Renault believes that only a "fresh approach" will produce the reliability steps it needs to move forward in the 2018 Formula 1 season

Although Renault was encouraged by its improved speed last year, when it often proved to be fourth-quickest, it lost a number of good results through poor reliability.

That area has been a key point of attention for the team this winter and, speaking after the reveal of its new R.S.18, technical chief Bob Bell made clear Renault needs to work very differently this year to make things more robust.

"We need a strong reliability record," said Bell. "That's something we need to focus on, and we have worked hard on it over the winter. We need the car as reliable as we can make it.

"That's a huge challenge, even more so than performance development, and it's the toughest task we face.

"To improve reliability, we have to accept nothing less than perfection.
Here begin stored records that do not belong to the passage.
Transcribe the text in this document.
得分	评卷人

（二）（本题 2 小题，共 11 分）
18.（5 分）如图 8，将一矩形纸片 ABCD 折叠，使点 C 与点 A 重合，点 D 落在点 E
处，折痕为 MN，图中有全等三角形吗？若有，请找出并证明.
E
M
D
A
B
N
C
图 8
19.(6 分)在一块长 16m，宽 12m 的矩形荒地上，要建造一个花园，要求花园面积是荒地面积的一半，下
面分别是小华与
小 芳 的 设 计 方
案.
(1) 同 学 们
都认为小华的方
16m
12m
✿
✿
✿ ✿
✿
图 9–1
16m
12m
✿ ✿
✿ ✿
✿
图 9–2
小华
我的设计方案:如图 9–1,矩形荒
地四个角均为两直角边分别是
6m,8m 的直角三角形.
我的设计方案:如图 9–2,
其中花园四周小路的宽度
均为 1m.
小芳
Anything that ends up on the car needs to be designed and built to the highest standard; checked and rechecked as fit for purpose.
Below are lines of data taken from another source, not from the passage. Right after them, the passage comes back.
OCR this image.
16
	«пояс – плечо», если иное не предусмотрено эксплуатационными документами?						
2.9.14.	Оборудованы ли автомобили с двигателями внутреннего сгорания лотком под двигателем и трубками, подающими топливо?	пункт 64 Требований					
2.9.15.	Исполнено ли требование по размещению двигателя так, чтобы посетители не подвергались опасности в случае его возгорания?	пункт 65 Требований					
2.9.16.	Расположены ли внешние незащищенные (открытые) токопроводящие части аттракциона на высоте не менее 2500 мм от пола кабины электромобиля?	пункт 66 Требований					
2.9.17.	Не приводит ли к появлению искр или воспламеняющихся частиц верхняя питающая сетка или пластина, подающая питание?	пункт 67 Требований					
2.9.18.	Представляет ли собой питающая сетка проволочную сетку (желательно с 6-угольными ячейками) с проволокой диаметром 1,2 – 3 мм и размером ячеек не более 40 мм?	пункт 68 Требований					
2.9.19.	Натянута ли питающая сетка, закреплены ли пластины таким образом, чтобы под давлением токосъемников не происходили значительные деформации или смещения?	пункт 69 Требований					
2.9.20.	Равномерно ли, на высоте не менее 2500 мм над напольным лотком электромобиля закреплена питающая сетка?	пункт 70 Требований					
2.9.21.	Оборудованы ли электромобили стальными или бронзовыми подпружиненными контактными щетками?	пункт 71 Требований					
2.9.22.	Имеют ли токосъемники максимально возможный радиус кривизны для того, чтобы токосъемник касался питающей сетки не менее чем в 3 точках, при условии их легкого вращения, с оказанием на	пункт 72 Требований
"All the issues which blighted us last year need to be eradicated by a fresh approach.

"It's not something, however, that you can flick on like a switch, you need well established processes in place."

Renault has already set a target of being a top three team in terms of mileage completed in pre-season testing and Bell emphasised the importance of this goal.
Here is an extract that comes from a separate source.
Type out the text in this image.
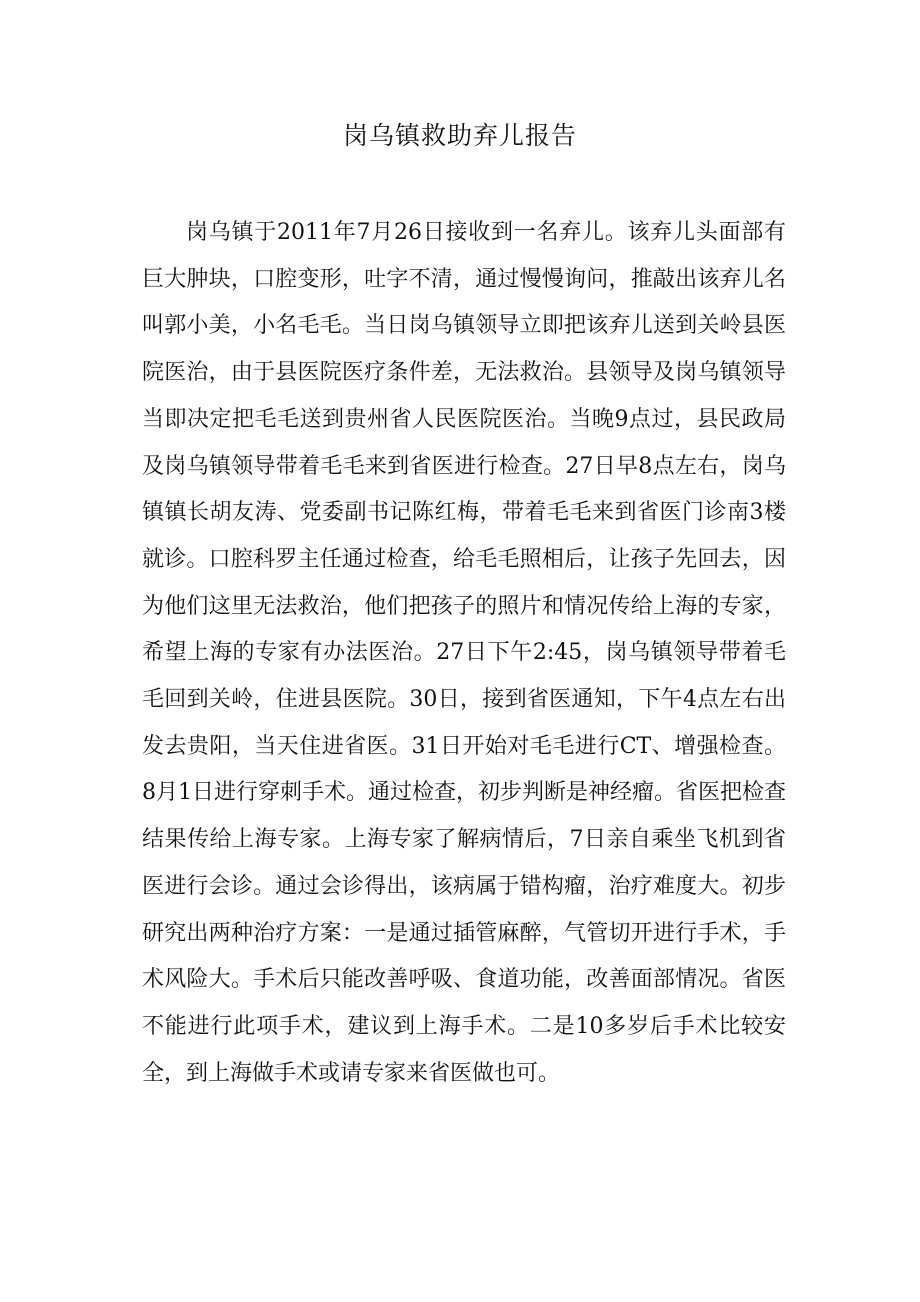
岗乌镇救助弃儿报告

岗乌镇于2011年7月26日接收到一名弃儿。该弃儿头面部有巨大肿块，口腔变形，吐字不清，通过慢慢询问，推敲出该弃儿名叫郭小美，小名毛毛。当日岗乌镇领导立即把该弃儿送到关岭县医院医治，由于县医院医疗条件差，无法救治。县领导及岗乌镇领导当即决定把毛毛送到贵州省人民医院医治。当晚9点过，县民政局及岗乌镇领导带着毛毛来到省医进行检查。27日早8点左右，岗乌镇镇长胡友涛、党委副书记陈红梅，带着毛毛来到省医门诊南3楼就诊。口腔科罗主任通过检查，给毛毛照相后，让孩子先回去，因为他们这里无法救治，他们把孩子的照片和情况传给上海的专家，希望上海的专家有办法医治。27日下午2:45，岗乌镇领导带着毛毛回到关岭，住进县医院。30日，接到省医通知，下午4点左右出发去贵阳，当天住进省医。31日开始对毛毛进行CT、增强检查。8月1日进行穿刺手术。通过检查，初步判断是神经瘤。省医把检查结果传给上海专家。上海专家了解病情后，7日亲自乘坐飞机到省医进行会诊。通过会诊得出，该病属于错构瘤，治疗难度大。初步研究出两种治疗方案：一是通过插管麻醉，气管切开进行手术，手术风险大。手术后只能改善呼吸、食道功能，改善面部情况。省医不能进行此项手术，建议到上海手术。二是10多岁后手术比较安全，到上海做手术或请专家来省医做也可。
"We want a trouble-free winter test programme so we can validate the performance of the car and move forward," he said.

"To do this we need a reliable car."

Renault's hopes of a step forward should be boosted by encouraging news from its Viry test benches, where progress has been made in preparing for F1's switch to three engines per year and the team declared done more distance on the dyno than ever before.

The company's F1 engine chief Remi Taffin said: "We did see our power unit on the top step of the podium three times last year, so it's clear we have the potential to achieve our aspirations.

"We just need to raise our game across the board, and all the elements we need to do this are there.

"Our first priority is for reliability and it's going to be even more difficult as we have to get another quarter out of the engine life on top of the target for 2017.

"Of course, we knew the three-engine rule was going to come, so it's something we scaled in for 2017 in preparation for 2018.

"We started designing the 2018 engine in 2016 with the three engine limitation in mind and we have completed more hours on the dyno than ever before."

Renault Sport racing president Jerome Stoll added: "We have improved significantly the performance of the engine. We saw in 2017 the reliability of our engine was a bit our weakness.

"We have to concentrate on this reliability issue."